Agora, já podia dormir o longo sono honrado de que gozam os homens valentes. (1)

Tinha que se ausentar. Eurico olhou para o mar, bem distante, e passou em revista os seus amigos  – capitão Diego Alatriste,o jovem Iñigo Balboa, Lope de Balboa, Copons, Labajos, Contrairás, capitão Urdemalas, general Pimentel, Gorostiola, para além do poeta D. Francisco Quevedo, o conde de Gualmedina, Álvaro de La Marca, conde de Olivares, Vicunã, tenente Saldaña, o contador Olmedilla e a  Lebrijana, estes amigos de outras aventuras. Pardeus! Se me olvidei de algum, com certeza, eles foram tantos, desculpai-me, a doença tem destas coisas.

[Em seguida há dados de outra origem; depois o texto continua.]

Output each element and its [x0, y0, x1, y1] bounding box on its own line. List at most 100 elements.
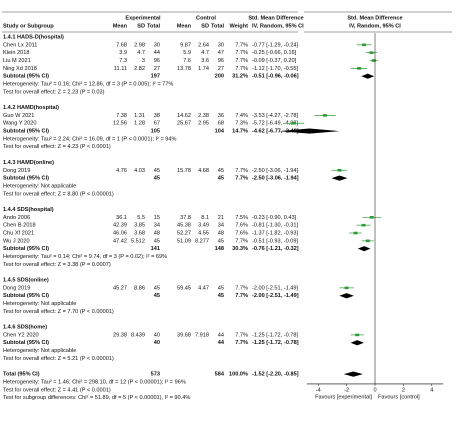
study-effect: -2.00 [-2.51, -1.49]	[252, 285, 298, 291]
study-name: Chen Lx 2011	[3, 42, 37, 48]
summary-effect: -0.76 [-1.21, -0.32]	[252, 246, 299, 252]
study-name: Liu M 2021	[3, 58, 31, 64]
summary-label: Subtotal (95% CI)	[3, 293, 49, 299]
tick-label: 4	[430, 387, 433, 393]
column-header: Total	[147, 23, 160, 29]
study-cell: 7.7%	[235, 168, 248, 174]
study-cell: 7.7%	[235, 238, 248, 244]
study-effect: -1.37 [-1.82, -0.93]	[252, 230, 298, 236]
study-cell: 34	[218, 223, 224, 229]
summary-cell: 100.0%	[229, 372, 248, 378]
point-estimate	[365, 239, 370, 243]
study-effect: -0.23 [-0.90, 0.43]	[252, 215, 297, 221]
column-group: Control	[196, 15, 216, 21]
summary-cell: 7.7%	[235, 340, 248, 346]
subgroup-title: 1.4.2 HAMD(hospital)	[3, 105, 59, 111]
column-header: SD	[201, 23, 209, 29]
total-note: Test for overall effect: Z = 4.41 (P < 0…	[3, 387, 111, 393]
heterogeneity: Heterogeneity: Tau² = 0.14; Chi² = 9.74,…	[3, 254, 167, 260]
study-effect: -0.09 [-0.37, 0.20]	[252, 58, 297, 64]
study-cell: 48	[154, 230, 160, 236]
study-cell: 2.38	[198, 113, 209, 119]
study-cell: 7.6%	[235, 223, 248, 229]
study-cell: 7.38	[116, 113, 127, 119]
summary-cell: 44	[218, 340, 225, 346]
study-cell: 7.6	[183, 58, 191, 64]
study-cell: 27	[154, 66, 160, 72]
total-note: Heterogeneity: Tau² = 1.46; Chi² = 298.1…	[3, 379, 186, 385]
study-cell: 45	[154, 285, 160, 291]
overall-effect: Test for overall effect: Z = 7.70 (P < 0…	[3, 309, 114, 315]
summary-cell: 7.7%	[235, 293, 248, 299]
study-cell: 67	[154, 121, 160, 127]
study-effect: -2.50 [-3.06, -1.94]	[252, 168, 298, 174]
diamond	[361, 73, 375, 79]
study-cell: 4.76	[116, 168, 127, 174]
study-cell: 3.6	[201, 58, 209, 64]
study-name: Klein 2018	[3, 50, 29, 56]
point-estimate	[355, 333, 360, 337]
summary-label: Subtotal (95% CI)	[3, 246, 49, 252]
study-cell: 7.68	[116, 42, 127, 48]
summary-cell: 45	[218, 293, 224, 299]
study-cell: 7.6%	[235, 230, 248, 236]
column-group: Std. Mean Difference	[347, 15, 402, 21]
study-cell: 5.5	[137, 215, 145, 221]
study-effect: -0.77 [-1.29, -0.24]	[252, 42, 298, 48]
study-cell: 37.8	[180, 215, 191, 221]
study-cell: 30	[154, 42, 160, 48]
study-cell: 42.39	[113, 223, 127, 229]
summary-cell: 105	[151, 129, 160, 135]
study-cell: 12.56	[113, 121, 127, 127]
heterogeneity: Heterogeneity: Not applicable	[3, 183, 76, 189]
summary-cell: 45	[218, 176, 224, 182]
study-cell: 96	[218, 58, 224, 64]
summary-cell: 584	[215, 372, 225, 378]
column-header: Study or Subgroup	[3, 23, 54, 29]
summary-effect: -1.52 [-2.20, -0.85]	[252, 372, 299, 378]
study-cell: 7.7%	[235, 285, 248, 291]
study-cell: 45	[218, 238, 224, 244]
point-estimate	[353, 231, 358, 235]
study-cell: 8.439	[131, 332, 145, 338]
summary-cell: 7.7%	[235, 176, 248, 182]
study-effect: -1.12 [-1.70, -0.55]	[252, 66, 298, 72]
study-cell: 1.31	[134, 113, 145, 119]
tick-label: 2	[402, 387, 405, 393]
tick-label: 0	[373, 387, 376, 393]
subgroup-title: 1.4.5 SDS(online)	[3, 278, 49, 284]
study-cell: 13.78	[177, 66, 191, 72]
study-name: Guo W 2021	[3, 113, 34, 119]
study-effect: -0.25 [-0.66, 0.16]	[252, 50, 297, 56]
study-cell: 47	[218, 50, 224, 56]
study-cell: 4.68	[198, 168, 209, 174]
study-cell: 7.7%	[235, 42, 248, 48]
favours-left: Favours [experimental]	[315, 394, 372, 400]
study-cell: 9.87	[180, 42, 191, 48]
study-name: Ning Xd 2018	[3, 66, 37, 72]
study-cell: 68	[218, 121, 224, 127]
study-cell: 45.27	[113, 285, 127, 291]
study-cell: 4.7	[137, 50, 145, 56]
study-cell: 2.95	[198, 121, 209, 127]
study-cell: 46.06	[113, 230, 127, 236]
study-cell: 14.62	[177, 113, 191, 119]
favours-right: Favours [control]	[378, 394, 420, 400]
subgroup-title: 1.4.6 SDS(home)	[3, 325, 47, 331]
study-cell: 7.7%	[235, 50, 248, 56]
study-cell: 8.1	[201, 215, 209, 221]
study-cell: 3.49	[198, 223, 209, 229]
summary-cell: 573	[151, 372, 160, 378]
summary-label: Subtotal (95% CI)	[3, 176, 49, 182]
summary-effect: -0.51 [-0.96, -0.06]	[252, 74, 299, 80]
summary-effect: -2.50 [-3.06, -1.94]	[252, 176, 299, 182]
study-cell: 7.5%	[235, 215, 248, 221]
point-estimate	[362, 43, 367, 47]
overall-effect: Test for overall effect: Z = 5.21 (P < 0…	[3, 356, 114, 362]
study-cell: 96	[154, 58, 160, 64]
point-estimate	[337, 168, 342, 172]
study-name: Chu Xf 2021	[3, 230, 34, 236]
study-cell: 7.918	[195, 332, 209, 338]
study-cell: 44	[154, 50, 160, 56]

O sol descia no horizonte e Eurico olhou o mar mais uma vez, levantou os dois braços e acenou um adeus. Em voz quase inaudível, Eurico disse: Hasta la vista, compañeros, o até a eternidad; desceu as escadas que conduziam ao camarote.

Deitado na cama do hospital, os enfermeiros preparavam Eurico para a operação. Estava muito calmo, a esposa é que demonstrava algum nervosismo.

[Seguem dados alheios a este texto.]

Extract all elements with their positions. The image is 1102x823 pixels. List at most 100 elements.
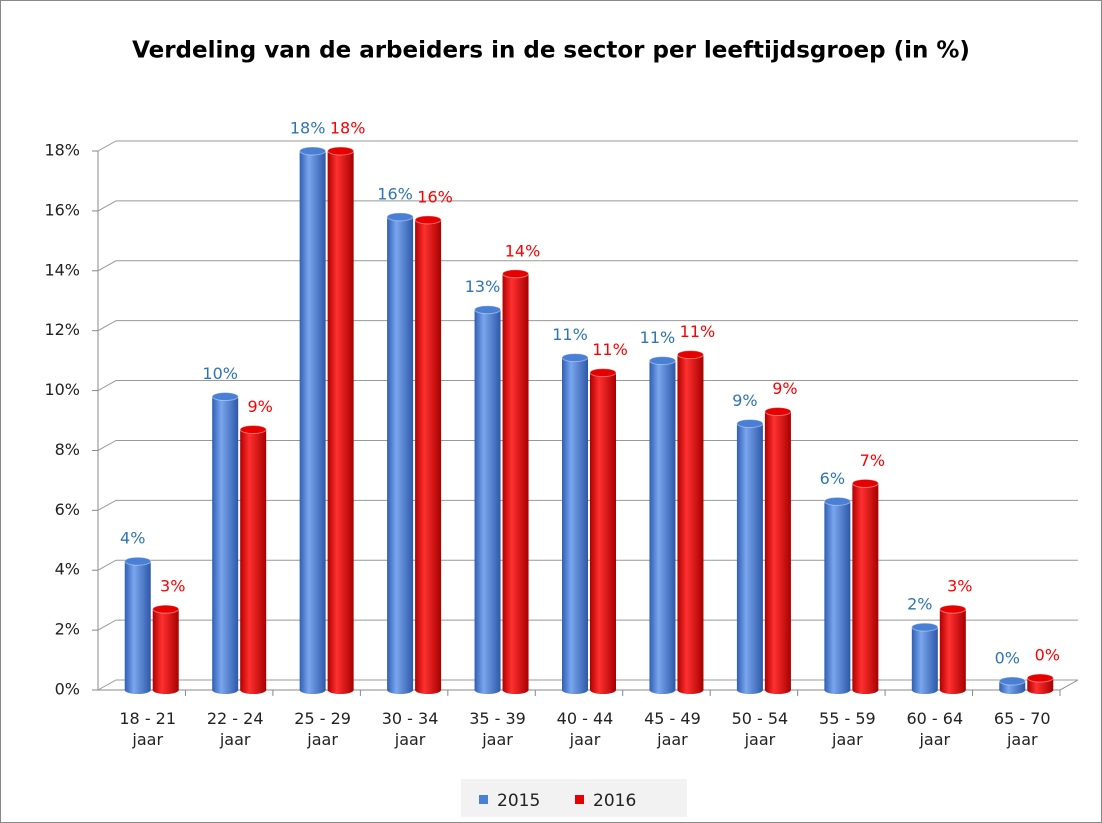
bar-base bbox=[327, 686, 354, 694]
x-tick-label: 25 - 29 jaar bbox=[294, 709, 351, 749]
bar-base bbox=[502, 686, 529, 694]
bar bbox=[474, 309, 501, 690]
bar-base bbox=[852, 686, 879, 694]
legend-swatch bbox=[575, 795, 584, 804]
data-label: 16% bbox=[377, 184, 413, 203]
bar bbox=[939, 609, 966, 690]
bar-cap bbox=[502, 269, 530, 279]
bar-cap bbox=[648, 356, 676, 366]
bar bbox=[124, 561, 151, 690]
legend-box bbox=[461, 779, 687, 817]
x-tick-label: 50 - 54 jaar bbox=[731, 709, 789, 749]
legend-label: 2016 bbox=[593, 791, 636, 811]
bar-cap bbox=[676, 350, 704, 360]
bar-base bbox=[677, 686, 704, 694]
chart-title: Verdeling van de arbeiders in de sector … bbox=[132, 38, 970, 64]
bar bbox=[212, 396, 239, 690]
bar-base bbox=[474, 686, 501, 694]
data-label: 9% bbox=[772, 379, 797, 398]
bar-base bbox=[649, 686, 676, 694]
bar-base bbox=[736, 686, 763, 694]
x-tick-label: 30 - 34 jaar bbox=[381, 709, 439, 749]
bar bbox=[240, 429, 267, 690]
bar bbox=[911, 627, 938, 690]
bar-base bbox=[590, 686, 616, 694]
x-tick-label: 18 - 21 jaar bbox=[119, 709, 177, 749]
bar-base bbox=[387, 686, 414, 694]
bar-base bbox=[152, 686, 179, 694]
x-tick-label: 65 - 70 jaar bbox=[993, 709, 1051, 749]
y-tick-label: 6% bbox=[55, 500, 80, 519]
data-label: 3% bbox=[947, 577, 972, 596]
data-label: 11% bbox=[592, 340, 628, 359]
bar-cap bbox=[327, 146, 355, 156]
data-label: 7% bbox=[860, 451, 885, 470]
bar bbox=[590, 372, 616, 690]
x-tick-label: 40 - 44 jaar bbox=[556, 709, 614, 749]
bar-cap bbox=[1026, 673, 1054, 683]
data-label: 11% bbox=[552, 325, 588, 344]
bar-cap bbox=[414, 215, 442, 225]
x-tick-label: 45 - 49 jaar bbox=[644, 709, 701, 749]
y-tick-label: 14% bbox=[44, 260, 80, 279]
legend-label: 2015 bbox=[497, 791, 540, 811]
data-label: 6% bbox=[820, 469, 845, 488]
data-label: 11% bbox=[680, 322, 716, 341]
bar-cap bbox=[152, 604, 180, 614]
bar-base bbox=[824, 686, 851, 694]
bar bbox=[736, 423, 763, 690]
y-tick-label: 16% bbox=[44, 200, 80, 219]
bar-base bbox=[911, 686, 938, 694]
bar bbox=[152, 609, 179, 690]
data-label: 4% bbox=[120, 529, 145, 548]
grid-line bbox=[97, 200, 1078, 212]
y-tick-label: 12% bbox=[44, 320, 80, 339]
x-tick-label: 35 - 39 jaar bbox=[469, 709, 526, 749]
data-label: 14% bbox=[505, 241, 541, 260]
data-label: 2% bbox=[907, 595, 932, 614]
bar-cap bbox=[124, 556, 152, 566]
bar-cap bbox=[911, 622, 939, 632]
bar bbox=[415, 219, 442, 690]
bar bbox=[677, 354, 704, 690]
bar-cap bbox=[851, 478, 879, 488]
y-tick-label: 8% bbox=[55, 440, 80, 459]
bar-cap bbox=[211, 392, 239, 402]
bar-base bbox=[764, 686, 791, 694]
bar-cap bbox=[764, 407, 792, 417]
bar-cap bbox=[386, 212, 414, 222]
bar bbox=[299, 151, 326, 690]
bar-cap bbox=[823, 496, 851, 506]
bar-cap bbox=[589, 368, 617, 378]
bar bbox=[999, 681, 1026, 690]
grid-line bbox=[97, 260, 1078, 272]
data-label: 16% bbox=[417, 187, 453, 206]
bar bbox=[327, 151, 354, 690]
bar-base bbox=[999, 686, 1026, 694]
y-tick-label: 18% bbox=[44, 141, 80, 160]
bar bbox=[649, 360, 676, 690]
data-label: 18% bbox=[290, 119, 326, 138]
bar bbox=[502, 273, 529, 690]
bar-base bbox=[939, 686, 966, 694]
y-tick-label: 2% bbox=[55, 620, 80, 639]
grid-line bbox=[97, 140, 1078, 152]
bar-base bbox=[562, 686, 588, 694]
data-label: 13% bbox=[465, 277, 501, 296]
data-label: 9% bbox=[247, 397, 272, 416]
x-tick-label: 22 - 24 jaar bbox=[206, 709, 264, 749]
y-tick-label: 4% bbox=[55, 560, 80, 579]
bar-base bbox=[240, 686, 267, 694]
data-label: 3% bbox=[160, 577, 185, 596]
bar-cap bbox=[736, 418, 764, 428]
bar bbox=[387, 216, 414, 690]
bar bbox=[562, 357, 588, 690]
data-label: 9% bbox=[732, 391, 757, 410]
data-label: 11% bbox=[640, 328, 676, 347]
data-label: 0% bbox=[1035, 646, 1060, 665]
data-label: 10% bbox=[202, 364, 238, 383]
bar-base bbox=[124, 686, 151, 694]
bar-cap bbox=[299, 146, 327, 156]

Findos os preparativos, os enfermeiros saíram informando que dentro de dez minutos vinham buscá-lo para o levarem para o bloco operatório
-        Maria Luísa. Podias fazer-me um favor! – disse Eurico.
-        Claro. Diz o que pretendes! – respondeu a esposa.
            - Tens muita habilidade para o desenho e eu tenho ali no casaco uma caneta que escreve muito bem na pele. Desenhas-me o logótipo do capitão Diego Alatriste na palma da mão? É simples: é um “A” estilizado atravessado por uma espada. Gostava que o meu amigo estivesse comigo durante a operação. A sua presença confortar-me-ia, e eu ia sentir-me mais acompanhado.
Eurico ia travar uma batalha, também de vida ou de morte, contudo ter ao lado o seu imaginário amigo considerava que a mesma estava antecipadamente vencida. Pardeus se ele se enganou!                                                                                          

(1)    As Aventuras do Capitão AlatristeCorsários do Levante, de Arturo Pérez-Reverte.